A deux mètres, un mur gris et moutarde, une géographie de plâtrât, avec ses îlots de couleurs, ses strates de détapissage. Le long, me faisant face, deux simples chaises de bois. L’une vide, à gauche, et plus à droite, les yeux grands ouverts, assis sur l’autre chaise, Endy, perdu dans un songe éveillé, contemplant ce qui vivait pour lui-seul à mon emplacement.

Je me calai l’épaule sur le chambranle, les mains déjà munies de mon appareil digital. Une lumière sourdait d’une lampe basse, posée sur la table de chevet au centre du tableau. Elle déformait les reliefs de son visage, creusant deux puits sous les sourcils, projetant l’ombre du nez comme une entaille. Mais les yeux d’eau, fixes, dégageait leur propre lueur. Je m’abstins du flash espérant que le minuscule enclenchement ne perturberait pas sa pose. Je me donnai trois clichés de sûreté. Puis rangeai l’appareil.

C’est seulement alors, que je me sentis allégé du poids qui s’était accumulé en moi tout le long du jour. Ici, dans ce décor ascétique, j’avais pénétré dans la sphère d’un homme étranger, mais dont l’étrangeté abolissait toute distance. Je fus distinctement, et sans plus de décalage aucun, là. Endy, les bras  détendus, la tranche des mains déposée sur son giron, se tenait dans une immobilité naturelle. Le bruit de sa respiration se confondait avec celle de la brise devenue plus froide. Pour l’en protéger, il m’aurait fallu sortir, clore la porte donnant sur la ruelle, au risque de me déconnecter du réel qui excitait maintenant chaque parcelle de mon corps me pénétrant d’une infinité de détails par les pores de ma peau.  J’eus conscience que l’acte aurait été sacrilège. Je n’étais plus simple spectateur, j’appartenais à cette présence, à cette raison d’être, je participais d’un temps exogène, inconcevable du dehors. Il m’apparut que j’étais arrivé à destination. Que tout mon voyage avait trouvé son œil de cyclone, peut-être même un voyage qui avait commencé des années auparavant. Dans la chute lente de l’obscurité, des pelures d’être, des nœuds douloureux, des états d’âmes décantaient, jonchant le sol à nos pieds. Je me dénudais des loques suantes de mon angoisse. Tandis que dans un même temps, j’avais la conscience aigue de la précarité de cet atterrissage.

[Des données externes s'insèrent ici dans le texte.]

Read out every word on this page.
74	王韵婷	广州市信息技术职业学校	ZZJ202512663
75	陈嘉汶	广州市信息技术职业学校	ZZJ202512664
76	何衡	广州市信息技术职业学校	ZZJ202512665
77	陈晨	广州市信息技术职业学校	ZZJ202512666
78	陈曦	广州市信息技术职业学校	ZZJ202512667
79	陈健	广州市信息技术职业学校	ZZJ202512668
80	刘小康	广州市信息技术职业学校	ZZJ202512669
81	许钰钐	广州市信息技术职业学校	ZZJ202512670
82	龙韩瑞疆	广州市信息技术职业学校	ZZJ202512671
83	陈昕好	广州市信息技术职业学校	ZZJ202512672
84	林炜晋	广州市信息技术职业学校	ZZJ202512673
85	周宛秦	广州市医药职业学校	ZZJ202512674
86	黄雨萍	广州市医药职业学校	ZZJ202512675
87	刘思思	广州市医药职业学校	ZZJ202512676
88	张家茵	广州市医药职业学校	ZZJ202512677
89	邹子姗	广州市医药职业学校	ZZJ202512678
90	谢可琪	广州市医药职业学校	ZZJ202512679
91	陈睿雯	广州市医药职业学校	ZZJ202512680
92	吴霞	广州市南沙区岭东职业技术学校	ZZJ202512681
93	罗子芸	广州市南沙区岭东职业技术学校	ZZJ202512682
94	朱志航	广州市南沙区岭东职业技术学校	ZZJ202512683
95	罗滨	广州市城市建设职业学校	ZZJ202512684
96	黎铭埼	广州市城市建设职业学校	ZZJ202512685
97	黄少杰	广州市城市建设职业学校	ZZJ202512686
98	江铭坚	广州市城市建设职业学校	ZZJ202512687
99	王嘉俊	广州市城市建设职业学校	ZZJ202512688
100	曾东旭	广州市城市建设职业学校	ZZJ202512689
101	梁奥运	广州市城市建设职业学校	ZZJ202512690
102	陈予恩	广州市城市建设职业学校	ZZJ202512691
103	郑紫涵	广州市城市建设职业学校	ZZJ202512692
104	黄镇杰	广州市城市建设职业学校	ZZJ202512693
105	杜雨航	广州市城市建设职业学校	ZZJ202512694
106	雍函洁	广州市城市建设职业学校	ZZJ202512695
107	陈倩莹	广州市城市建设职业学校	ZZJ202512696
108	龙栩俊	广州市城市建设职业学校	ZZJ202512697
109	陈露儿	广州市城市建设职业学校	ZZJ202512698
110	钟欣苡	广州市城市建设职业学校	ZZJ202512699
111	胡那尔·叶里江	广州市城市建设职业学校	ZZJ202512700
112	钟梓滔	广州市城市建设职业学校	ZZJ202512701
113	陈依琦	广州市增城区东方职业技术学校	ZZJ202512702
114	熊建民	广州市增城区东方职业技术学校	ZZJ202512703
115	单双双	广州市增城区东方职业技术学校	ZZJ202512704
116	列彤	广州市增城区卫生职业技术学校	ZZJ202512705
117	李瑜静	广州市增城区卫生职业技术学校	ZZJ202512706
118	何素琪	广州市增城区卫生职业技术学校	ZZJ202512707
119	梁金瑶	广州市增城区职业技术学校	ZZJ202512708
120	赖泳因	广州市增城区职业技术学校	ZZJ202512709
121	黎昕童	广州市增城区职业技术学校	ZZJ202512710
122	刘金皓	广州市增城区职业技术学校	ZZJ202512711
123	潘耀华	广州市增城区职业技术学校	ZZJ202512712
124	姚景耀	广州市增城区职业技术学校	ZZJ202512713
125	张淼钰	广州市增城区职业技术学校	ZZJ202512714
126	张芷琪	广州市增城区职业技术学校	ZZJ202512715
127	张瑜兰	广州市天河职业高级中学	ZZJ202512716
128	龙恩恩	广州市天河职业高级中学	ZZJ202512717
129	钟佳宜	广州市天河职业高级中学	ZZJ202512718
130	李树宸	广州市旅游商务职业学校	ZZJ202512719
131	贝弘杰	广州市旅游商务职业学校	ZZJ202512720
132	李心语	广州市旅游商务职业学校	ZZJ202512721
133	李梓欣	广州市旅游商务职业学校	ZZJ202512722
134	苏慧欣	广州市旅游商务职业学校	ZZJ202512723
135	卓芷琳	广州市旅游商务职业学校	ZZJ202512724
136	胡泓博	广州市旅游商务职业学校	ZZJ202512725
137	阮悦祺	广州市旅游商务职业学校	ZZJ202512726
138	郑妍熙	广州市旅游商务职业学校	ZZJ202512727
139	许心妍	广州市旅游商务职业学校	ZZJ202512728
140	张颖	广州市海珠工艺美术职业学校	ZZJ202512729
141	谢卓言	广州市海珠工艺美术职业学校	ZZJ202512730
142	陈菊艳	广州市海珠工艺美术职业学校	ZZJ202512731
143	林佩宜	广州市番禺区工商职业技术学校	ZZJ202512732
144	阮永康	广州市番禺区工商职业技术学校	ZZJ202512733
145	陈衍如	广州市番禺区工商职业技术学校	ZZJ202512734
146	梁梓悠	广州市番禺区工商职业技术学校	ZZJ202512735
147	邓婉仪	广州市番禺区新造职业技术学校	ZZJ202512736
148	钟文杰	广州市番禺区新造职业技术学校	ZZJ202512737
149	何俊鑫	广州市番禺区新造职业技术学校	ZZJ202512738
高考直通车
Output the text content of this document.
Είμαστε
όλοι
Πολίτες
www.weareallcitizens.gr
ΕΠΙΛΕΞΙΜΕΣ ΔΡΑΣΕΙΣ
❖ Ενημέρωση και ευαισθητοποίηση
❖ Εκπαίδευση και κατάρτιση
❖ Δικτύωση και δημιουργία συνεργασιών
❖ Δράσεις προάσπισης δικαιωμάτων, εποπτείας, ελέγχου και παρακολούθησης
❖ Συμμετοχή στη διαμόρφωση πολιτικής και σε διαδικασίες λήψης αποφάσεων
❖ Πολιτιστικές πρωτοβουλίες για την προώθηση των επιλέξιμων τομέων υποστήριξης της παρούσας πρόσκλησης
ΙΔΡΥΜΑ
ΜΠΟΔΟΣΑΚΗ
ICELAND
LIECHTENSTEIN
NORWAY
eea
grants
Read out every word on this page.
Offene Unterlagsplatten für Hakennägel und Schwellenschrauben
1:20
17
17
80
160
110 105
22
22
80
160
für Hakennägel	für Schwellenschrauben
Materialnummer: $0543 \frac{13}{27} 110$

Je peux l’expliquer encore et encore, rien n’est compréhensible et ce lieu, cet être, ce fluide est irracontable. Le témoignage de la photo seul pourrait faire parler cette scène lorsque je serai revenu dans le monde, lieu de toutes errances.

 C’est un obscurcissement subtil qui  m’apprit qu’une personne passait la porte. Elle s’avança avec douceur, et, sans m’interpeler, se dirigea vers la seconde chaise pour  s’y assoir dans une position presque semblable à celle d’Endy. Les yeux de Tatiana, cependant, se fermèrent, défroissant ses tempes et lissant son front.

Les pupilles d’Endy commencèrent alors à glisser de gauche à droite, dans ses orbites toujours fixes. Il rêvait. Soupire de Tatiana. Puis sourire, tandis que sa posture s’amollissait dans le sommeil. Elle parlait à présent, avec cette attention fondante qu’on accorde aux plus aimés d’entre les nôtres. De courtes phrases en Biélorusse, où revenait le prénom de Séléna,  en contre-point de répliques inaudibles, venues d’un invisible ailleurs.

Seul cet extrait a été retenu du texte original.